Sebagaimana Tuanku Imam Bonjol, Tuanku Tambusai di zaman Orde Baru diangkat sebagai Pahlawan Nasional. Berdasarkan catatan panitia yang mengusulkan gelar pahlawan nasional untuk Tuanku Tambusai, Datu Bange dianggap sebagai perampok yang sering membuat kekacauan. Hal ini disanggah Basyral dengan kesal bahwa; “Itu sama sekali tak benar. Datu Bange merupakan raja paling karismatik di Padang Lawas. Sebelum kaum Paderi masuk pun, warganya telah memeluk Islam,” ungkap Basyral.

Namun, hal yang diungkapkan Basyral disanggah oleh Prof. Drs. Suwardi, MS pada seminar Sejarah Perang Paderi 1803-1838 di Gedung Arsip Nasional Republik Indonesia (ANRI) pada tanggal 22 Januari 2008, melalui makalahnya yang berjudul “Pandangan Masyarakat Melayu Riau Terhadap Kontroversi Buku Tuanku Rao Karya M.O. Parlindungan dan Greget Tuanku Rao Karya Basyral Hamidy Harahap Tentang Kepahlawanan Tuanku Imam Bonjol & Tuanku Tambusai”.

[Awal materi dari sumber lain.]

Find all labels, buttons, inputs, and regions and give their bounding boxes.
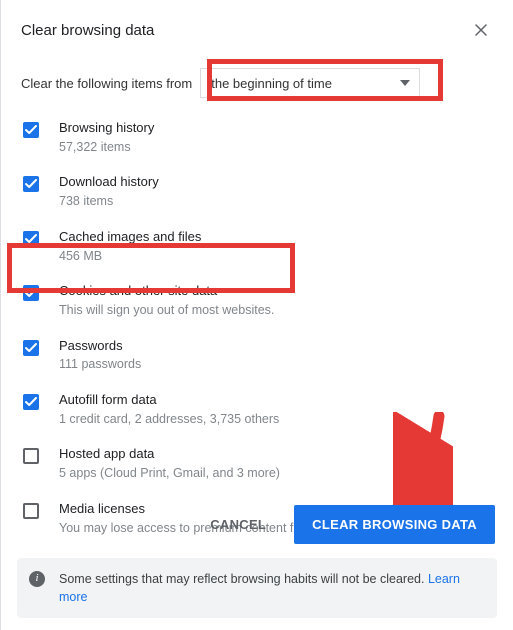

Hal yang disanggahnya adalah antara lain  bahwa gelar Tuanku Tambusai bukanlah merupakan gelar dari Hamonangan Harahap seperti yang diungkapkan M.O. Parlindungan melainkan bahwa Tuanku Tambusai semula lebih dikenal dengan nama Muhammad Shalih. Selanjutnya apa yang diungkapkan Basyral menurut Suwardi adalah fitnah dengan mengungkapkan apakah mungkin seorang penganut Islam yang taat hasil didikan kota suci Mekkah tega membunuh orang yang tak berdosa? Dimana-mana Islam selalu disebarkan dengan damai bukan dengan pedang sebagaimana dituduhkan. Hal ini berbeda tentunya dengan kedatangan bangsa Eropa ke Nusantara dengan membawa misi yang menghalalkan segala cara. Demikian sebagaiman diungkapkan oleh Prof. Drs. Suwardi, MS dalam sanggahannya.

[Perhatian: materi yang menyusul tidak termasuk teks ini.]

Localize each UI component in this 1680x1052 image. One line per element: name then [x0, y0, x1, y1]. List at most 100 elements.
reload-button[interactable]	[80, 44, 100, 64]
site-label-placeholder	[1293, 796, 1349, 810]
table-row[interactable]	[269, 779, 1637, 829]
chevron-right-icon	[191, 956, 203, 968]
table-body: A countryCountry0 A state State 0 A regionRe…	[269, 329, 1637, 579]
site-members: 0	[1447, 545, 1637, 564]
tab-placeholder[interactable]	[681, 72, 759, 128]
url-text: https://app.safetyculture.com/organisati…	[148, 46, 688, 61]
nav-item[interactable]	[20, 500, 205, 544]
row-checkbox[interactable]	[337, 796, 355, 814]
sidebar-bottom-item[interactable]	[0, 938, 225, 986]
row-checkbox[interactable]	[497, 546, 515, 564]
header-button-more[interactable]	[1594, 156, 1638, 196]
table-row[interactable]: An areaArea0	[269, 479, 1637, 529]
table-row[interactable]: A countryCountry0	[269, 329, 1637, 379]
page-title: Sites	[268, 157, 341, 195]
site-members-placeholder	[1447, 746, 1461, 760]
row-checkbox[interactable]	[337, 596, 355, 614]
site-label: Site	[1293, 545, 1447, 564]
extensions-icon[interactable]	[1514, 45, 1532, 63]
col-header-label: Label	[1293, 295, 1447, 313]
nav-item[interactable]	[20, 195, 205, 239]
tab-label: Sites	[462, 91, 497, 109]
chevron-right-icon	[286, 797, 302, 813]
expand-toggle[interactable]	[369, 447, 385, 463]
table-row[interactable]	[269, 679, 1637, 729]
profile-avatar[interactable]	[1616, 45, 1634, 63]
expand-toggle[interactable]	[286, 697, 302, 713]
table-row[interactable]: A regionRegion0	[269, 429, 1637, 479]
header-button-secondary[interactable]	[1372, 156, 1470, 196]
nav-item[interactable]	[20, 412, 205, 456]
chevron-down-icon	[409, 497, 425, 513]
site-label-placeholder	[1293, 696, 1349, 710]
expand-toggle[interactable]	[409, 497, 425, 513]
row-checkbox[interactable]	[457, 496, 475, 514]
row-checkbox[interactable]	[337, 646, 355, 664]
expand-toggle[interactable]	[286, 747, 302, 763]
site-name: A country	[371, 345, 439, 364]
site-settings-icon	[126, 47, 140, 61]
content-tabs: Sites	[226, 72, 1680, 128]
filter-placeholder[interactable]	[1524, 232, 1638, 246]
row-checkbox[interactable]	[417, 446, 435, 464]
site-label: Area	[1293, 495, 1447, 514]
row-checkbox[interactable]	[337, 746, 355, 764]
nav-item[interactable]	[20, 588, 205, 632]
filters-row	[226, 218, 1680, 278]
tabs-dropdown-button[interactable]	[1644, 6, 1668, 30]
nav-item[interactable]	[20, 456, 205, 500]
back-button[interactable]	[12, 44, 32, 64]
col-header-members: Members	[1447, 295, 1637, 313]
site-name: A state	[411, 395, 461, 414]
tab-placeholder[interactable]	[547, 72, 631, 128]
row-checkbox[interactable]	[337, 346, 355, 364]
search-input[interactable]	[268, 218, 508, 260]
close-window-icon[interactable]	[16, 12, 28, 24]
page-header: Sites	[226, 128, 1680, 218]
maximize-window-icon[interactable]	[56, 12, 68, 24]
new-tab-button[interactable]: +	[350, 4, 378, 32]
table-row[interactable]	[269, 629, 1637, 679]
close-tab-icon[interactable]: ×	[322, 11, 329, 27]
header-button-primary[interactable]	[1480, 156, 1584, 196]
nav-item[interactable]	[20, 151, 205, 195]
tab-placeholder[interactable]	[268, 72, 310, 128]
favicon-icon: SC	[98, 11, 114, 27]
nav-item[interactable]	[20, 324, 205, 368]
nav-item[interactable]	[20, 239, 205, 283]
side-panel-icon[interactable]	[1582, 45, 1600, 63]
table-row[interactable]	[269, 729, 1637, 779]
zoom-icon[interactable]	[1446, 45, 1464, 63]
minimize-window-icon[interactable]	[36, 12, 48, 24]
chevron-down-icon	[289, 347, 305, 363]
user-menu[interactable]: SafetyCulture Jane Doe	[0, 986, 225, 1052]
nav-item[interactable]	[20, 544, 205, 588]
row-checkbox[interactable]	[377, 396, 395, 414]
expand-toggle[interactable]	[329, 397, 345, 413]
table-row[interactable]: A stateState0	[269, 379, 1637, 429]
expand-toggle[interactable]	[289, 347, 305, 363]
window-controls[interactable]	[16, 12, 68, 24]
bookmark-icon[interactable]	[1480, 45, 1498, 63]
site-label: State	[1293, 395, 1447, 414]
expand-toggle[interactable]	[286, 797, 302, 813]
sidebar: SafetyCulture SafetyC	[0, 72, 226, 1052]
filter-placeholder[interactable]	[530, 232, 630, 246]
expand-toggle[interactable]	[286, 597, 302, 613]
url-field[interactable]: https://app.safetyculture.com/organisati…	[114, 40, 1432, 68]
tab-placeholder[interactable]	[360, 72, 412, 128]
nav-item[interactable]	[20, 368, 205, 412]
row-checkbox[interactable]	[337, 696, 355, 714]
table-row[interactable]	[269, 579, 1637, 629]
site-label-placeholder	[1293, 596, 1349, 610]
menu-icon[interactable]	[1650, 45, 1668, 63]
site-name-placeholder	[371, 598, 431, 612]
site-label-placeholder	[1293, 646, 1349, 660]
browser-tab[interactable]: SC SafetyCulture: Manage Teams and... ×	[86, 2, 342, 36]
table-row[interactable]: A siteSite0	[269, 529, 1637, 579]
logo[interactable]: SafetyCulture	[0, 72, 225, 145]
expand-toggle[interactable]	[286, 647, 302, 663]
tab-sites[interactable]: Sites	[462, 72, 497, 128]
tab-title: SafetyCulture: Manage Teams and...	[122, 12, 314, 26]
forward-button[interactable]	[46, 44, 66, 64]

Kontroversi di atas masih belum selesai hingga saat ini. Berbagai kalangan mengungkapkan bahwa kini masih diperlukan adanya suatu penelitian yang lebih komprehensif dan obyektif mengenai masalah ini. Tujuan Basyral adalah mendorong orang untuk menulis lebih banyak dan lebih baik lagidan menganjurkan agar siapapun untuk mencari bukti-bukti kemudian menuliskannya.

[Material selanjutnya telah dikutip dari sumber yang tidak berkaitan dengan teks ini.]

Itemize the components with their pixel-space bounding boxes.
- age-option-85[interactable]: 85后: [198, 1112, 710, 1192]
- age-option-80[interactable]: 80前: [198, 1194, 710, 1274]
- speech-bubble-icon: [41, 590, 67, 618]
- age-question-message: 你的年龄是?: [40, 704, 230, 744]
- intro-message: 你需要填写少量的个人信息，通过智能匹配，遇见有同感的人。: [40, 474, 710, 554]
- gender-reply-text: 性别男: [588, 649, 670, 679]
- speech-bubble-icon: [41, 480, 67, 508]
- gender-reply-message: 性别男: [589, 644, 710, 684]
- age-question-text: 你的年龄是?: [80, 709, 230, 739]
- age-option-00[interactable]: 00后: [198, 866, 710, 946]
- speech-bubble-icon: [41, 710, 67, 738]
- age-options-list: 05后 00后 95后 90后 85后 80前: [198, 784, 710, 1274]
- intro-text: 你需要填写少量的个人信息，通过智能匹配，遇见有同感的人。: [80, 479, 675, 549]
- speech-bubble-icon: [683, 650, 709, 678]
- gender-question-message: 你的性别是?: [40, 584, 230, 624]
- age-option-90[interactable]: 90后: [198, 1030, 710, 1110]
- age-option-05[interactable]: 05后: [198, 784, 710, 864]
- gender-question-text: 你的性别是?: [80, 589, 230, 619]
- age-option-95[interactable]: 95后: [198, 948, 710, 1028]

Semoga Dapat Bermanfaat bagi anda semua ,dan menambah pengetahuan anda,
Sampai Jumpa Pada artikel Selanjutnya.

===================================BYE=================================

robby cahyando

Phasellus facilisis convallis metus, ut imperdiet augue auctor nec. Duis at velit id augue lobortis porta. Sed varius, enim accumsan aliquam tincidunt, tortor urna vulputate quam, eget finibus urna est in augue.